Speaking of trivia, that word goes back to Roman times, where it alluded to something as commonplace as three roads coming together (we’d describe it as one road T-ing into another).
Steve Schwartzman
September 18, 2020 at 8:01 AM
Take a bow, Steve!!
Dina
September 18, 2020 at 11:58 AM
Okay, I will, even if you can’t see me doing it.
Steve Schwartzman
September 18, 2020 at 2:44 PM
👍🏻🙋🏼♀️👏🏻👏🏻👏🏻👏🏻
Dina
September 18, 2020 at 4:23 PM
Astounding, Steve. If you were the kind of person who likes to enter contests, I’m sure this photo would win some.

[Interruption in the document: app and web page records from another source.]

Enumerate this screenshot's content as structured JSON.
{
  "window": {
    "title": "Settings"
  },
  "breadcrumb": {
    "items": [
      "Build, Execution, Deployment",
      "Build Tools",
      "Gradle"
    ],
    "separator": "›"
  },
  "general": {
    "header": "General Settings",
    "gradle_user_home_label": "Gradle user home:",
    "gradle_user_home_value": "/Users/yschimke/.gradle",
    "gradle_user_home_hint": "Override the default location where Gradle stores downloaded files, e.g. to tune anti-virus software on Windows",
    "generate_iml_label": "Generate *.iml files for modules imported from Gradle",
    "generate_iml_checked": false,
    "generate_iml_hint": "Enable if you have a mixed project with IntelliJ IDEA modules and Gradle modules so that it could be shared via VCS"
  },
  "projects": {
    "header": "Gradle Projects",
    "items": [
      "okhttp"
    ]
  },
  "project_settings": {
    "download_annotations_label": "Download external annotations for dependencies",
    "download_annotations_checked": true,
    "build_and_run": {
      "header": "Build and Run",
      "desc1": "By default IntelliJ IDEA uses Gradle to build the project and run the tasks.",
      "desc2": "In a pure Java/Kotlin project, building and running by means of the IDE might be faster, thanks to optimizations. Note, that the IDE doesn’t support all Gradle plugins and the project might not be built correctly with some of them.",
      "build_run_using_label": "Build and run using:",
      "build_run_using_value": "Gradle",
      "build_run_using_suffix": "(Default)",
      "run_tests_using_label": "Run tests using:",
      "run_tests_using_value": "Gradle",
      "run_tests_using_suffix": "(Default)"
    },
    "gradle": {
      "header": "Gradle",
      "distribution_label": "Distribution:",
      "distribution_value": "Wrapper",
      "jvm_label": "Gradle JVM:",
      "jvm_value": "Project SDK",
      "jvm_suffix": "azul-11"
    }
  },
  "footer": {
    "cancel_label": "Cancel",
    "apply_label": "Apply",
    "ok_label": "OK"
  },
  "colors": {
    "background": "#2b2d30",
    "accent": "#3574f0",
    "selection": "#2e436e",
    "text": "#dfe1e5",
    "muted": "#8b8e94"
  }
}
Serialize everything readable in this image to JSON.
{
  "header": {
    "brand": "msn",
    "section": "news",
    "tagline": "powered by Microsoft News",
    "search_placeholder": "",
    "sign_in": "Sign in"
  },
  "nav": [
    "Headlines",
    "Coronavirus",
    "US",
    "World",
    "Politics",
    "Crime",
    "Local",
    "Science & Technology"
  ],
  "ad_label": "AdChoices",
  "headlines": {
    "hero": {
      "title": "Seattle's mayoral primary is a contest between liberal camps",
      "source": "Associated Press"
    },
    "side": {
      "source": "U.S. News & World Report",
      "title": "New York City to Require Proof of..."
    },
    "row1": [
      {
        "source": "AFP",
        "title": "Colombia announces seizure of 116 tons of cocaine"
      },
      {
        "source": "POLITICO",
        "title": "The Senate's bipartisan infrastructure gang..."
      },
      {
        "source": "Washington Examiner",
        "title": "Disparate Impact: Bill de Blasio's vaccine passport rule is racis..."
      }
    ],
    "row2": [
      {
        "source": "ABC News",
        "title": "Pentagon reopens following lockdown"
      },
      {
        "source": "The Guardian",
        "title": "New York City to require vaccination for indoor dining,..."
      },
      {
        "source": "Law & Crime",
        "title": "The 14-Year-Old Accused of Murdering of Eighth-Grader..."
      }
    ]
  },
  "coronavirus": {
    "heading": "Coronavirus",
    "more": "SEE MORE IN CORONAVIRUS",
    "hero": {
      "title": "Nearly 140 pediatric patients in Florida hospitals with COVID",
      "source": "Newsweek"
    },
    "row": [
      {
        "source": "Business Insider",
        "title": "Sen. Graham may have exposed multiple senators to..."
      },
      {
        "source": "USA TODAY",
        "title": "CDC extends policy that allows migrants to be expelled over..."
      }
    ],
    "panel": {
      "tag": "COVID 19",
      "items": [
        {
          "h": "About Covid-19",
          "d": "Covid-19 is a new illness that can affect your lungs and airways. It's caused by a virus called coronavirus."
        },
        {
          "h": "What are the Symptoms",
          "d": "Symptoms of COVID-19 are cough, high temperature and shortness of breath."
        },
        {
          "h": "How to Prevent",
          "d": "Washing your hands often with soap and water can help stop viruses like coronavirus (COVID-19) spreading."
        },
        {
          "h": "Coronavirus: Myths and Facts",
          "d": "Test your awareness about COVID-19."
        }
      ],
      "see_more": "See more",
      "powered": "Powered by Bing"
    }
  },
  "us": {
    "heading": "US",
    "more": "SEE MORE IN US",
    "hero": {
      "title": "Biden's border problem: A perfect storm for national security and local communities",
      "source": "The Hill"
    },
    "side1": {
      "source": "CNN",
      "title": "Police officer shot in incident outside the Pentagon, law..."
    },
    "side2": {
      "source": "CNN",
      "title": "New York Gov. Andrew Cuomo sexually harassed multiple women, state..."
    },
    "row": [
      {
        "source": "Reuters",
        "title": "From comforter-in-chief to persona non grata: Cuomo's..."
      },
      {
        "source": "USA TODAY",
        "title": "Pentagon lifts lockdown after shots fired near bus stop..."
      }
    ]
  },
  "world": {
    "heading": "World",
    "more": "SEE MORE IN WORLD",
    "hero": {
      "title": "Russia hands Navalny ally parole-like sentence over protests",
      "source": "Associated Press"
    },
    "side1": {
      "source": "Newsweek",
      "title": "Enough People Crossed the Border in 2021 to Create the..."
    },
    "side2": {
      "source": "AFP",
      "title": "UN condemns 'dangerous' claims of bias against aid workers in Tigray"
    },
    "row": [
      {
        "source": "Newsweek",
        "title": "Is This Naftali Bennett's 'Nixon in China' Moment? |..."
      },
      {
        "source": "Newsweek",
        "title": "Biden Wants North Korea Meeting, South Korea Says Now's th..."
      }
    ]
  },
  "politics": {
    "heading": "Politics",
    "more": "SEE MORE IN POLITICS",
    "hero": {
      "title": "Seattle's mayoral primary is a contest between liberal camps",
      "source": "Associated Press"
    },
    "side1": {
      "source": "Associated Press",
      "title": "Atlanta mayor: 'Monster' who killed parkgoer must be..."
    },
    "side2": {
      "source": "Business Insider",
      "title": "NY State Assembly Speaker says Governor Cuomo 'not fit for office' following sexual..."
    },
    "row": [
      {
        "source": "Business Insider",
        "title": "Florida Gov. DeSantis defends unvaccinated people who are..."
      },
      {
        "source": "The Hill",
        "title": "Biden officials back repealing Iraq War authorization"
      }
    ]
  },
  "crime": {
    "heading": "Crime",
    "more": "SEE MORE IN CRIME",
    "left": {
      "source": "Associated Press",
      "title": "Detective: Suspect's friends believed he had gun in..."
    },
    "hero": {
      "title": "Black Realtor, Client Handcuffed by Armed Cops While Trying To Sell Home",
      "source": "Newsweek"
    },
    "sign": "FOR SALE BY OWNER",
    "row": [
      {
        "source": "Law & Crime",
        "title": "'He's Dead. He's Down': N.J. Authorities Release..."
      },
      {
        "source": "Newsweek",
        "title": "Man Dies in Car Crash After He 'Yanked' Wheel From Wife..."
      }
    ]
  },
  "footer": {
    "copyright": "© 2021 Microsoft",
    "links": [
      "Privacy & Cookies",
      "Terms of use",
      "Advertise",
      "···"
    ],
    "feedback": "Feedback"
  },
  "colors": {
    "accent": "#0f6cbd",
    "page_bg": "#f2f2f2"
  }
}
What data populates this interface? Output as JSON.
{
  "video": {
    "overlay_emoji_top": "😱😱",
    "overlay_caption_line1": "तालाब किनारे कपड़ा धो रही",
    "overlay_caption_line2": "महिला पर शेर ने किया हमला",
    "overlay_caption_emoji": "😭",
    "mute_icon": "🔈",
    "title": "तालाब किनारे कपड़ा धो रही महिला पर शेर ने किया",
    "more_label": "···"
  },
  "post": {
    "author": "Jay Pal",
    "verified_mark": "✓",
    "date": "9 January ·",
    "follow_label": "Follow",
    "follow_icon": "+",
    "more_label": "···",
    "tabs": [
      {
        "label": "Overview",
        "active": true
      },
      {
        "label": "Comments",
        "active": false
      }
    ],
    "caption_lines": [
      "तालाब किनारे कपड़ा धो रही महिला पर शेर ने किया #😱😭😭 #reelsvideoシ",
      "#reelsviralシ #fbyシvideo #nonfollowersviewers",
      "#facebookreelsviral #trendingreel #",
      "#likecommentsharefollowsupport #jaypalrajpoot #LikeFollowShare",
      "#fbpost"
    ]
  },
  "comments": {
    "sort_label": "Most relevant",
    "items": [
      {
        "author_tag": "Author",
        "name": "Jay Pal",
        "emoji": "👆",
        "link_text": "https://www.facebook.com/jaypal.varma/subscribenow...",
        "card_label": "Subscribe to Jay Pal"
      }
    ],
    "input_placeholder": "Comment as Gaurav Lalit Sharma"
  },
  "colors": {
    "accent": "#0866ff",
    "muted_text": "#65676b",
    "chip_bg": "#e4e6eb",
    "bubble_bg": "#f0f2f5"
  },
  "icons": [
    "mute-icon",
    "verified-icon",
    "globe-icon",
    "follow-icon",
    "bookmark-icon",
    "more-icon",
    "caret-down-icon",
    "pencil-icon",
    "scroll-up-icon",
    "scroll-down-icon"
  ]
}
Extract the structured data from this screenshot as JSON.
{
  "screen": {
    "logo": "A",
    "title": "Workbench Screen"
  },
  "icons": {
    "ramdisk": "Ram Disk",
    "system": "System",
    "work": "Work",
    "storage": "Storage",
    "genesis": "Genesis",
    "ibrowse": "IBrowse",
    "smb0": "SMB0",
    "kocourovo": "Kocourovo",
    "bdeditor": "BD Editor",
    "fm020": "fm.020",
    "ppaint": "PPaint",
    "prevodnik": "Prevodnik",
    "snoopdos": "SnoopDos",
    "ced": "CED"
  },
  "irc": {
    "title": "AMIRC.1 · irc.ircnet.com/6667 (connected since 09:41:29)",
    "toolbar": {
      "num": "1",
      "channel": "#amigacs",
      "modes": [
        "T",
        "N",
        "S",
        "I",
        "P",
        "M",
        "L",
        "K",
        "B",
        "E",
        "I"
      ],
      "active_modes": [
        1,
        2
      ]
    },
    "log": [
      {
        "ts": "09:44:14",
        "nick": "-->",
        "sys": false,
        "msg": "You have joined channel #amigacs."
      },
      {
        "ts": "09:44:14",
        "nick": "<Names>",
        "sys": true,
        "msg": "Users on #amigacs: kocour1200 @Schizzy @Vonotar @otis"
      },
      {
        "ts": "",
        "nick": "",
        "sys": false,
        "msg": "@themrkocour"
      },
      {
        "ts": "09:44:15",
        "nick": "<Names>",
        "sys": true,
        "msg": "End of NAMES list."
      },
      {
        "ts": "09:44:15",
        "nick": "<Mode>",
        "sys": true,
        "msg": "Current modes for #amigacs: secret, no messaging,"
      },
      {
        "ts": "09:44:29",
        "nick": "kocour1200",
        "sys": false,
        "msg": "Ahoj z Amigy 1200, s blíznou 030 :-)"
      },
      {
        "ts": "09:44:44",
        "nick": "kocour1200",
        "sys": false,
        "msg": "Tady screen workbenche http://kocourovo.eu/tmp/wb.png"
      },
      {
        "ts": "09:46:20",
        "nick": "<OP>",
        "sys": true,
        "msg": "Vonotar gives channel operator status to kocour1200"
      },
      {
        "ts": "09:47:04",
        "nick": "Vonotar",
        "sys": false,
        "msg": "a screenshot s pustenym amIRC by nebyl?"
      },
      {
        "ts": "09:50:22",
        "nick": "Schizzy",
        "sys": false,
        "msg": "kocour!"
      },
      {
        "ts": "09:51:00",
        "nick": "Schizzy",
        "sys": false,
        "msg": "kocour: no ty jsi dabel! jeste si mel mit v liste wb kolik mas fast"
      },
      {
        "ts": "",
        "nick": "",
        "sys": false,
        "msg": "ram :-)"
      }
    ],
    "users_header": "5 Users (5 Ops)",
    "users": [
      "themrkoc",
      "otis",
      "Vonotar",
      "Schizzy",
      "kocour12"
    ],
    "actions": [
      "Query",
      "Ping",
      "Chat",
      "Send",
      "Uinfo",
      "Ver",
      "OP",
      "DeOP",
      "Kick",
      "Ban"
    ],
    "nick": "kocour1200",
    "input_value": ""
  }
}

The scene is proof that nature always has surprises, the photo is proof that you’re up to the challenge of finding them and photographing them. And the wordplay is always fun. 🙂
bluebrightly
September 18, 2020 at 2:25 PM
Thanks for your appreciation of this picture, which I was quite happy with, too. I’ve been noticing a fair number of spiderwebs on dry plants recently, but this one had the big advantage of that wonderfully sinuous stalk.
Steve Schwartzman
September 18, 2020 at 2:48 PM
As for contests, I’ve occasionally entered a few, without winning much outside of local competitions.